Fidelity Investments and Vanguard Group, the two biggest fund companies, have seen their combined market share increase to 16.7%, from 13.2%, since 1987, according to Lipper.
In the same period, the next 23 biggest fund companies saw their market share dip to 47.5%, from 64.4%.
But the remaining fund companies' market share shot up to 31.7%, from 22.3%. These smallest companies in particular will see their fortunes reversed, Mr. Lipper predicted.
Assets managed by mutual fund companies have soared to $3.9 trillion in 1997, from $700 billion in 1987.
Mr. Lipper also predicted that the battle over pricing structures for mutual funds will shift.
Back-end or level-load pricing gained popularity from 1986 to 1996. One- third of funds were back-end-loaded in 1996, versus one-10th in 1986. The other pricing structures, front-end load and no-load, each account for one- third of fund sales, according to Lipper.

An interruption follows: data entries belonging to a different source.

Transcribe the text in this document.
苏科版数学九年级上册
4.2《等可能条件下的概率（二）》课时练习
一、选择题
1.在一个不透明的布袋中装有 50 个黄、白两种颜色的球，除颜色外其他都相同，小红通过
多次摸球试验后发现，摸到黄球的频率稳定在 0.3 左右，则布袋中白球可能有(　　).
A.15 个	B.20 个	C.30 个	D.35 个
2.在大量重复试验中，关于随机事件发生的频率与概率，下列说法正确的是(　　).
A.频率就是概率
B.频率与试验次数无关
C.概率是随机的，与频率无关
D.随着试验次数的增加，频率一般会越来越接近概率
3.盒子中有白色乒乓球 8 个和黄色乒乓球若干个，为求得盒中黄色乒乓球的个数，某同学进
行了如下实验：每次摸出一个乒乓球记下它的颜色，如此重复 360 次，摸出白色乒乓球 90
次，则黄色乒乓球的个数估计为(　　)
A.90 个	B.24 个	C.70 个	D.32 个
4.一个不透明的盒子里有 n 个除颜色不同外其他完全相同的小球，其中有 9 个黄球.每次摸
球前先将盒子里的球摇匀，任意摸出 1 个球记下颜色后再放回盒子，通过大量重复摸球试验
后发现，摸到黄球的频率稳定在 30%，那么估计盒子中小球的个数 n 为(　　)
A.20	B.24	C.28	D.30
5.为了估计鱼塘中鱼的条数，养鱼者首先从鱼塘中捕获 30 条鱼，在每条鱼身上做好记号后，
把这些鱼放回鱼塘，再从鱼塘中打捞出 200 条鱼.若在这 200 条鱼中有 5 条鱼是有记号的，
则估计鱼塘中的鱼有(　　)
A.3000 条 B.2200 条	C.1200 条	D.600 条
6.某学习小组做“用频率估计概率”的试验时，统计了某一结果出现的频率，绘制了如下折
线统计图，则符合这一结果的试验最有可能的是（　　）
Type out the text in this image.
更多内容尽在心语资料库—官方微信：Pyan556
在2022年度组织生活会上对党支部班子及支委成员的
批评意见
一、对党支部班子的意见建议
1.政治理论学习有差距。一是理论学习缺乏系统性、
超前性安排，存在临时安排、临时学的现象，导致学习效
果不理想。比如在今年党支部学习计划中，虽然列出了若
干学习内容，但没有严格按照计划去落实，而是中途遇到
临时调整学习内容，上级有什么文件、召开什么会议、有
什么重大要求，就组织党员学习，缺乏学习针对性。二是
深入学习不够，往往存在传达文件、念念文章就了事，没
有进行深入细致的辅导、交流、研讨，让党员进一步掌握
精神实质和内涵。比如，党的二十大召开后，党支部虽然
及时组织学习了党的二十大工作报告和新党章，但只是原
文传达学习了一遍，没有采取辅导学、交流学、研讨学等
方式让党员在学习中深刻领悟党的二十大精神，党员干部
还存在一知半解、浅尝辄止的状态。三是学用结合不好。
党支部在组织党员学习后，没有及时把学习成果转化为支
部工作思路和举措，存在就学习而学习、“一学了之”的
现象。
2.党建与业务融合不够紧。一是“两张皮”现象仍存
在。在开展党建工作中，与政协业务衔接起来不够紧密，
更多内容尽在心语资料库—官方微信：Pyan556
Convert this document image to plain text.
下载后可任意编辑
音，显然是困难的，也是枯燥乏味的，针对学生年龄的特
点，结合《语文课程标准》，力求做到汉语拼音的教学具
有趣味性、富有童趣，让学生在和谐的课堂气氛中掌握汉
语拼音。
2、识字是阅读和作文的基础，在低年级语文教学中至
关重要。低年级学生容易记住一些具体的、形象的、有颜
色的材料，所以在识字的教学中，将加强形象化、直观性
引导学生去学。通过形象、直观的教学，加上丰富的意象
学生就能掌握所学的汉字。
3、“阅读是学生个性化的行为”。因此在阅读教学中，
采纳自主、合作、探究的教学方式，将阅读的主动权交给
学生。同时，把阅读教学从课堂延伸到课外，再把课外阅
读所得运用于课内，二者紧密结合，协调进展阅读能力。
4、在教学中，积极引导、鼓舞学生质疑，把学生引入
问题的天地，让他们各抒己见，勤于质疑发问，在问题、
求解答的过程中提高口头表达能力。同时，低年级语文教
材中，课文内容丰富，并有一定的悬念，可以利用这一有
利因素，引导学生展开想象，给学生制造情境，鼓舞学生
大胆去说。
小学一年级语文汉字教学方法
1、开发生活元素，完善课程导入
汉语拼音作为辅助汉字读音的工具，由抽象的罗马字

In the future, pricing innovation will increasingly come in alternative forms, such as wrap accounts, Mr. Lipper said.
Back-end loads are redemption charges investors pay to withdraw money from a mutual fund. Because the charges decline over time, the arrangement encourages investors to keep their money in the fund longer.
Front-end loads levy their sales charges at the time of investment, while no-load funds do not impose sales charges.